Rod Rosenstein sees through Comey’s facade and pulls no punches. The shots at him about being a media pundit are also well deserved. Comey is not a serious person. He’s out to make a buck and keep his spot on the D.C. cocktail circuit.

The Hillary email investigation was also brought up in Rosenstein’s speech.

“The clearest mistake was the director’s decision to hold a press conference about an open case, reveal his recommendation and discuss details about the investigation, without the consent of the prosecutors and the attorney general,” Rosenstein said. “Then, he chose to send a letter to the Congress on the eve of the election stating that one of the candidates was under criminal investigation, expecting it to be released immediately to the public.”

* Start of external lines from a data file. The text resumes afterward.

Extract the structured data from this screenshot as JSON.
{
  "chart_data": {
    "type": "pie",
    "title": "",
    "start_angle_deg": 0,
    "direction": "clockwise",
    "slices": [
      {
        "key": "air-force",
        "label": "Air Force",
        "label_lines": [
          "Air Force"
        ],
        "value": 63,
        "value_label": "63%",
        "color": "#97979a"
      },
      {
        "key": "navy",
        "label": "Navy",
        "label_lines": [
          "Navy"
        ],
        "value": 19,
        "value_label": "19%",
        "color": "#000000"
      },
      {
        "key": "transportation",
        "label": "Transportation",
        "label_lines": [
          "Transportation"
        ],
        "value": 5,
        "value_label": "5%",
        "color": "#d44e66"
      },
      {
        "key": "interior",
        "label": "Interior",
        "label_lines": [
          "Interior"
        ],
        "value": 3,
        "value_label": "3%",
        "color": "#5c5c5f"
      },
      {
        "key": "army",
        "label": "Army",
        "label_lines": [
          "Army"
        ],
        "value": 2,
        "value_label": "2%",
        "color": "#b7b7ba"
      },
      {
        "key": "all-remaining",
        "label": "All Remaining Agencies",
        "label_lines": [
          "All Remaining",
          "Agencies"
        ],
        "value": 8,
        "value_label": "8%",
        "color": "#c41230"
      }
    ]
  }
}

Rosenstein added: “Those actions were not within the range of reasonable decisions. They were inconsistent with our goal of communicating to all FBI employees that they should respect the attorney general’s role, refrain from disclosing information about criminal investigations, avoid disparaging uncharged persons, and above all, not take unnecessary steps that could influence an election.”

This is basically the same thing that Robert Mueller did with his report. Instead of doing his job and simply making a recommendation on obstruction, he included thousands of footnotes in his report. The purpose of that was smear people who he didn’t have the guts to charge while not even doing the one thing he was appointed to do, which was to decide on the obstruction question.

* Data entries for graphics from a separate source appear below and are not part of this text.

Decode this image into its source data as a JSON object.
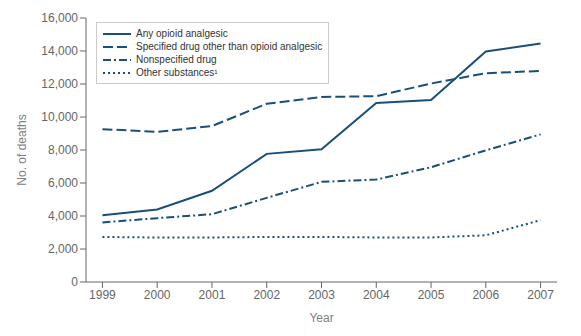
{
  "chart_data": {
    "type": "line",
    "xlabel": "Year",
    "ylabel": "No. of deaths",
    "x": [
      1999,
      2000,
      2001,
      2002,
      2003,
      2004,
      2005,
      2006,
      2007
    ],
    "series": [
      {
        "name": "Any opioid analgesic",
        "color": "#1a4f7a",
        "line_style": "solid",
        "values": [
          4041,
          4400,
          5528,
          7765,
          8050,
          10853,
          11033,
          13973,
          14459
        ]
      },
      {
        "name": "Specified drug other than opioid analgesic",
        "color": "#1a4f7a",
        "line_style": "dashed",
        "values": [
          9262,
          9101,
          9453,
          10801,
          11212,
          11264,
          12028,
          12654,
          12790
        ]
      },
      {
        "name": "Nonspecified drug",
        "color": "#1a4f7a",
        "line_style": "dashdot",
        "values": [
          3608,
          3870,
          4109,
          5100,
          6070,
          6211,
          6956,
          7978,
          8947
        ]
      },
      {
        "name": "Other substances¹",
        "color": "#1a4f7a",
        "line_style": "dotted",
        "values": [
          2730,
          2696,
          2700,
          2730,
          2730,
          2700,
          2700,
          2830,
          3750
        ]
      }
    ],
    "xlim": [
      1998.7,
      2007.3
    ],
    "xticks": [
      1999,
      2000,
      2001,
      2002,
      2003,
      2004,
      2005,
      2006,
      2007
    ],
    "ylim": [
      0,
      16000
    ],
    "yticks": [
      0,
      {
        "value": 2000,
        "label": "2,000"
      },
      {
        "value": 4000,
        "label": "4,000"
      },
      {
        "value": 6000,
        "label": "6,000"
      },
      {
        "value": 8000,
        "label": "8,000"
      },
      {
        "value": 10000,
        "label": "10,000"
      },
      {
        "value": 12000,
        "label": "12,000"
      },
      {
        "value": 14000,
        "label": "14,000"
      },
      {
        "value": 16000,
        "label": "16,000"
      }
    ],
    "legend": "upper left"
  }
}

Comey’s press conference may have actually been beneficial to Republicans at the time but that doesn’t change the fact that it was completely inappropriate. His appropriation of Loretta Lynch’s role (with her blessing via the scheme she cooked up) showed that Comey had no care for legal norms or standards. He essentially appointed himself as a fourth branch of government and to this day thinks he was righteous for doing so.

People like that are dangerous to have in governmental positions. Someone with no boundaries can justify doing anything and swear they are virtuous while doing it. Comey’s current mindset, complete with introspective tweets staring at trees, borders on delusion.

Firing Comey was long overdue and it’s nice to see Rosenstein not back down from his recommendation to do so. He should probably lay low a few days because the backlash from the media and liberals is going to be swift.